Progressive metal is all about leitmotifs. Dream theater specially uses the technique to great effect. Like in Six degrees of inner turbulence or the meta album (each song in the album is in a different other album but construct a separate sequence) 12 step suite, about alcoholism.
I'll have to listen again but I don't recall 6doit having any recurring musical phrases that accompany characters or other ideas throughout the album. there is an overture at the beginning that introduces the songs.
It does, the overture doesn't only introduces later songs (through leitmotifs), it reuses them again for a reprise and a finale. Other examples include Metropolis part II: scenes from a memory, which is almost a musical, including characters, scenes and acts, and A change of seasons, where leitmotifs are not for characters but concepts.
A Thousand Suns by Linkin Park is a concept album about (nuclear) warfare and the threat of technology to humankind. It starts with an intro song in which the lyrics reference the penultimate song, The Catalyst. And that song itself has an intro track that references back to one of the first songs on the album, Burning In The Skies. The album connects itself back to front and the other way around.
Also, midway through the album, there's a track named Wisdom, Justice and Love, which features a speech by MLK, that gets progressively more distorted as it goes on, going from his normal voice to a completely robotic voice. In the intro to The Catalyst, the exact opposite thing happens, with the lyrics and melody going from robotic to natural sounding. Both these movements are a reference to the thematics of humanity vs. technology.

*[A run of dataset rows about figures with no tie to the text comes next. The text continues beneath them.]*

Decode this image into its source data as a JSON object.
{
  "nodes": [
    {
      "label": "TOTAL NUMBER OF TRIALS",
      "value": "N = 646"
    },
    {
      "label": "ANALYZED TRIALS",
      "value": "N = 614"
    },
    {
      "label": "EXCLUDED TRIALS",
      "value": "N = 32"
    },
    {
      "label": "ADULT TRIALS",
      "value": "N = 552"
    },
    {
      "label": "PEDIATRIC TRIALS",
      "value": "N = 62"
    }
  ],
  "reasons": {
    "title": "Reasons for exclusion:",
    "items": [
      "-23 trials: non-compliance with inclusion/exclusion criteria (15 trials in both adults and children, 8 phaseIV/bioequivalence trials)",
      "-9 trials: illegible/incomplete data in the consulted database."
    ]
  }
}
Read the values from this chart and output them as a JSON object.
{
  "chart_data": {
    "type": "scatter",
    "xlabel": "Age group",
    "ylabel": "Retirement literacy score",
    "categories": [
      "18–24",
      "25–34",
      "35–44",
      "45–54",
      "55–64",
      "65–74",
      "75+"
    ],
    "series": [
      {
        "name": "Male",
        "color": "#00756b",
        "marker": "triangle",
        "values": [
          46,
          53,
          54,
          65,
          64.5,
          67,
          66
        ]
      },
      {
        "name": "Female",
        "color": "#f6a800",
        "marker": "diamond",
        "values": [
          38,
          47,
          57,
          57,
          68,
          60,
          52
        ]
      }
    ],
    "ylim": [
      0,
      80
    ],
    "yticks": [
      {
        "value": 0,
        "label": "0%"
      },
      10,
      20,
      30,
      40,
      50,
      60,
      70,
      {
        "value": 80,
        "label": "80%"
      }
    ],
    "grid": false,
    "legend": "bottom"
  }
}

It's a masterful, underrated album. One of my favourites of all time.
Man, that album is so good that I almost want to say it would be worth learning German just to understand it, but I’m afraid even then then cultural references might be lost on people.
Definitely a masterpiece however. Every track just clicks right where it ought to, and the story that’s told (while ending slightly different from the canon version) is fantastic. Absolute 10/10, and I’m not even a goth or a metalhead.
The only thing I know with absolute certainty has a leitmotif (several, in fact) is Peter and the Wolf.
And maaaaybe Come to Daddy by Apex Twin. Does it count if the sound is literally generated by an image of the artist transformed into a WAV file? It literally represents them.